Но больничный лист давать нам никто, разумеется, не собирался; хотя несомненно, что я тогда производил впечатление человека не вполне нормального. То вдруг, ни с того ни с сего, по моему лицу начинала блуждать рассеянная улыбка, и я невпопад отвечал и больным, и коллегам – то вдруг, и опять-таки ни с того, ни с сего, я погружался в такую тяжёлую мрачность, что санитарки и сестры боялись ко мне подходить. «Александрыч-то нынче – зверь зверем! – услышал я, как за моею спиной шептались буфетчица и санитарка. – Как посмотрю на него – так поджилки трясутся…»

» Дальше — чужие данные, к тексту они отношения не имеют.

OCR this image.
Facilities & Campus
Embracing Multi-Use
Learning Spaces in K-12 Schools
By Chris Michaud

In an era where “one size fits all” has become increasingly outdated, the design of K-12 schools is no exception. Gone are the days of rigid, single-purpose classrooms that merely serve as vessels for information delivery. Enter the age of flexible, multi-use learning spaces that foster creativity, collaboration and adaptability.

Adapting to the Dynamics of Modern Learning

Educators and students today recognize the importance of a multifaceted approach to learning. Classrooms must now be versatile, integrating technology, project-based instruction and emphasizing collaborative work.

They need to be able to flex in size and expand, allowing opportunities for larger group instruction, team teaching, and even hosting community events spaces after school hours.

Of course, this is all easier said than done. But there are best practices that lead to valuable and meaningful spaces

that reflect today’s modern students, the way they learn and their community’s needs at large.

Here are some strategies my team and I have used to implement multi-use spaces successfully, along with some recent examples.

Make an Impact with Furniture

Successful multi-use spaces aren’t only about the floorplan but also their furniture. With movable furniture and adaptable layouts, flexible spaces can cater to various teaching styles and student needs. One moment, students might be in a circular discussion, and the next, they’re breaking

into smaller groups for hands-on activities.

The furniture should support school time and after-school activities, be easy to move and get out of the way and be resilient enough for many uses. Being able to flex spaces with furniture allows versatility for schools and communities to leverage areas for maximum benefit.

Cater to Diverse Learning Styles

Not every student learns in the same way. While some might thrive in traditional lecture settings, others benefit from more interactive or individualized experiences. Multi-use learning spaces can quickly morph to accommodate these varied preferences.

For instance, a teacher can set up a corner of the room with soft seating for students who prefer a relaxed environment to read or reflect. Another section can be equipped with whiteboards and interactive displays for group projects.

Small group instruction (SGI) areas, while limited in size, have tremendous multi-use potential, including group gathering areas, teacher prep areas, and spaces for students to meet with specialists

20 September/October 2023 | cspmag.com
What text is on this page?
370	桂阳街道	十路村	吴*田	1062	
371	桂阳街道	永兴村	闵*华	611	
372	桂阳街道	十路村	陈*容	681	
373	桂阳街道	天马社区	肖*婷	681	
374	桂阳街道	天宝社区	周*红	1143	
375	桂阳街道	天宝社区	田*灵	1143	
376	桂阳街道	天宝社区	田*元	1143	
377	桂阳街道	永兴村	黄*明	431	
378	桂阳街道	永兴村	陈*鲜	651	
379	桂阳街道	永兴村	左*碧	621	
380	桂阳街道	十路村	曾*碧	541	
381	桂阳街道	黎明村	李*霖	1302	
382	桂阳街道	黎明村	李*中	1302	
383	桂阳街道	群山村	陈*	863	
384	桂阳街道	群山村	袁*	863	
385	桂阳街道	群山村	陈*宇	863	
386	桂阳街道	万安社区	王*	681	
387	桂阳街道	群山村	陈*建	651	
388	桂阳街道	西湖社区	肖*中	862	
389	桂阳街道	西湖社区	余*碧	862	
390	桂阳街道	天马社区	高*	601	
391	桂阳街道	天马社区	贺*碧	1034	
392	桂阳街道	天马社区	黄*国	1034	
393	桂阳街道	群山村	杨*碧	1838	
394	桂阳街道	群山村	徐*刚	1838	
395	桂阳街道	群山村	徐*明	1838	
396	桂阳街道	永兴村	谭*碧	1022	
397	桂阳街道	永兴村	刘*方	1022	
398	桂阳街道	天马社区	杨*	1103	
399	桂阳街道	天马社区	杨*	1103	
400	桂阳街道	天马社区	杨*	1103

Весь день был наполнен одним: ожиданием Ольги. А всё остальное, что происходило в течение суток – обходы и консультации, операции и перевязки – совершал словно вовсе не я, а другой человек, на меня только внешне похожий и носивший одно со мной имя. То, что раньше меня занимало всецело – теперь совершалось почти машинально, бездумно, как будто во сне. Текущая жизнь потеряла вдруг всякую ценность, потому что теперь было важно одно: сколько часов и минут остаётся до времени нашей условленной встречи?
Но, может быть, я был счастлив тогда, когда слышал за дверью ее торопливые шаги, когда дверь кабинета распахивалась и я вставал Ольге навстречу?
– Приве-е-т! – говорила она нараспев, клоня голову набок – Вот и я! Ты соскучился? Я – ужасно…
Моё сердце болело, как будто в предчувствии скорых, уже приближавшихся, бед. Так что вовсе не счастье, а что-то иное тогда наполняло меня…
Вряд ли то, что случалось потом, было именно тем, что мы ждали от встречи. Второпях раздеваясь, мы словно спешили найти что-то важное, необходимое нам позарез, а одежда как будто скрывала от нас это важное, и поэтому мы торопились избавиться от мешающих тряпок.
– Дверь закрыл? – громко шептала она и ложилась на старый скрипучий диван, словно на эшафот: лихорадочно-часто дыша и дрожа всем напрягшимся телом.
Весь мир рассыпался на части – и наши тела, как мерещилось в смутные эти минуты, состояли уже из каких-то разрозненных, чуждых частей. Казалось, нас с Ольгой всё глубже втискивает в воронку огромной крутящейся мясорубки: всё теснее становилось кругом, и всё громче, ритмичней хрустели ножи той безжалостной, нас расчленявшей, любви…
То, как она приходила в себя после близости, напоминало возвращение к жизни после клинической смерти. Глаза, даже если бывали открыты, блуждали бессмысленно, кисти рук были влажными и ледяными, а запёкшийся рот был не в силах сказать ни единого слова.
– Оля, очнись, – тормошил я ее. – Ты жива или нет?
– А? Что? – наконец слабым голосом отзывалась она. – Где мы? И что это было?..
Когда мы потом пили чай, Ольга так зябко ёжилась, грела руки о чашку, как будто она потеряла последние силы, и ей теперь нечем было согреться.
– Расскажи мне, какой ты была в детстве, – просил я ее. – В мальчиков часто влюблялась?
– О, я была очень влюбчивой! – улыбалась она. – Еще в первом классе влюбилась: его звали Коля Белов. Красивый был мальчик: в кудряшечках, как ангелочек…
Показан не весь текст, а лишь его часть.